Article: Doll, K., Brown, C., Johnstone, M., & Ross., N. (2023) Policing the gender diverse body: The implications of neoliberalism on trans and gender diverse health in Nova Scotia. Journal of Evidence Based Social Work.

 

Do you have a FIFSW research project you’d like to share? Reach out to Dale Duncan at dale.duncan@utoronto.ca 


Resources from the U of T community 

More than pronouns: A dialogue on Trans-inclusion in the workplace

Co-hosted by Career Exploration & Education, Sexual & Gender Diversity Office (SGDO), the Institute for Gender and the Economy (GATE) 
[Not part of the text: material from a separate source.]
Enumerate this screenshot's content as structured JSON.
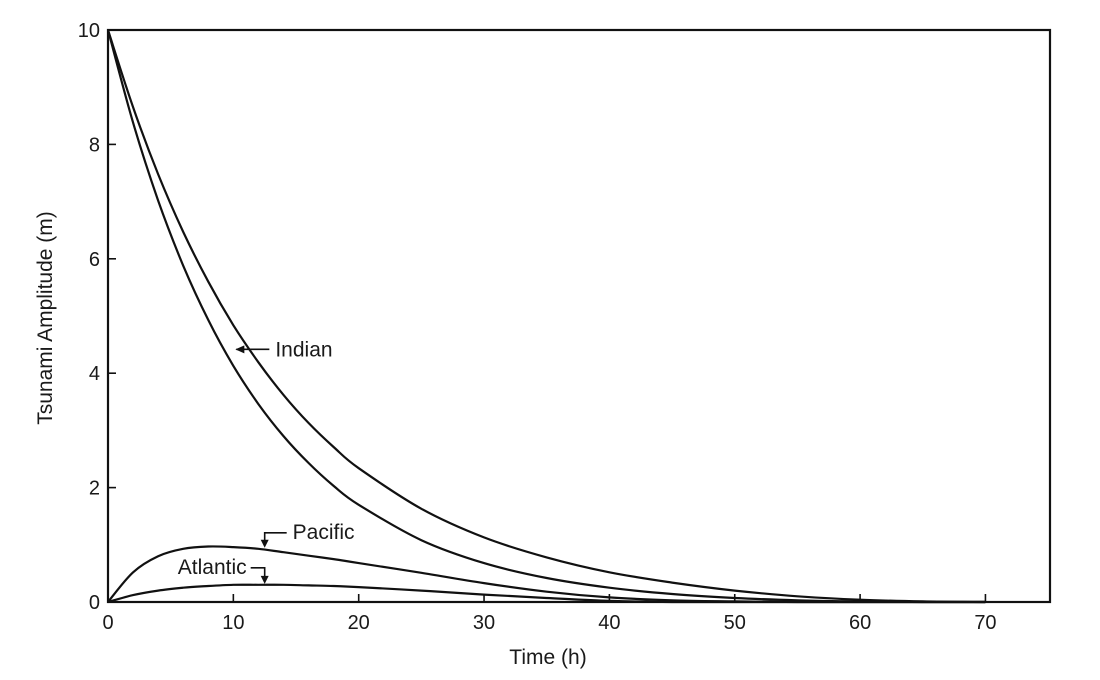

Navigating a career can feel complicated or confusing. For trans and nonbinary people, there can be additional barriers in place which make the process even more complex. This panel discussion on trans-inclusion in the workplace, recorded in February 2021, includes practical suggestions, strategies and resources which can support trans and nonbinary students and alumni in their career development, as well as, equip employers and HR professionals with actionable steps towards building a more trans-inclusive workplace. 

 

Your Journey: A Career Guide for Trans and Nonbinary Students

Created by University of Toronto career centres and the Sexual & Gender Diversity Office 

The Career Guide for Trans and Nonbinary Students is designed to support you in applying for jobs by showing you how to leverage available resources and make decisions that work for you and your career. 

 

Transitioning Employers: A survey of policies and practices for trans inclusive workplaces

Study by Pride at Work Canada and the Institute for Gender and the Economy at the University of Toronto’s Rotman School of Management 

In 2019, Pride at Work Canada and the Institute for Gender and the Economy at the University of Toronto’s Rotman School of Management partnered to undertake the first Canadian study dedicated to understanding workplace policies and practices for supporting trans and gender non-conforming people. The report shows how organizations can invest in building a future where all people, including all trans and gender non-conforming individuals, have safe and affirming workplaces. 

 

Let’s Talk About Stigma podcast: How to use your voice to support trans people 

Listen to Professor Carmen Logie’s interview with Yasmeen Persad about stigma experienced by trans people and how people can use their voice to support them. Yasmeen Persad is a trans activist who has been providing education  and training around  LGBT related issues for the past 10 years. Her experience ranges from working with trans youth, women living with HIV, sex workers and many diverse populations. She  also provides training to service providers around Trans community inclusion and support.  

 

The PRIDE Project 

The PRIDE Project, led by PhD student Ali Pearson, seeks to “dismantle destructive heteronormative conversation through social advocacy and justice.” The PRIDES Project’s website includes resources on trans inclusive social work, the intersection of near and gender diversity, transgender healthcare services and more. 

As an MSW student Ali worked with queer puppeteer Adam Proulx on a video for a class assignment related to Trans Day of Remembrance. The video brings awareness to the importance of language in a light, humorous way.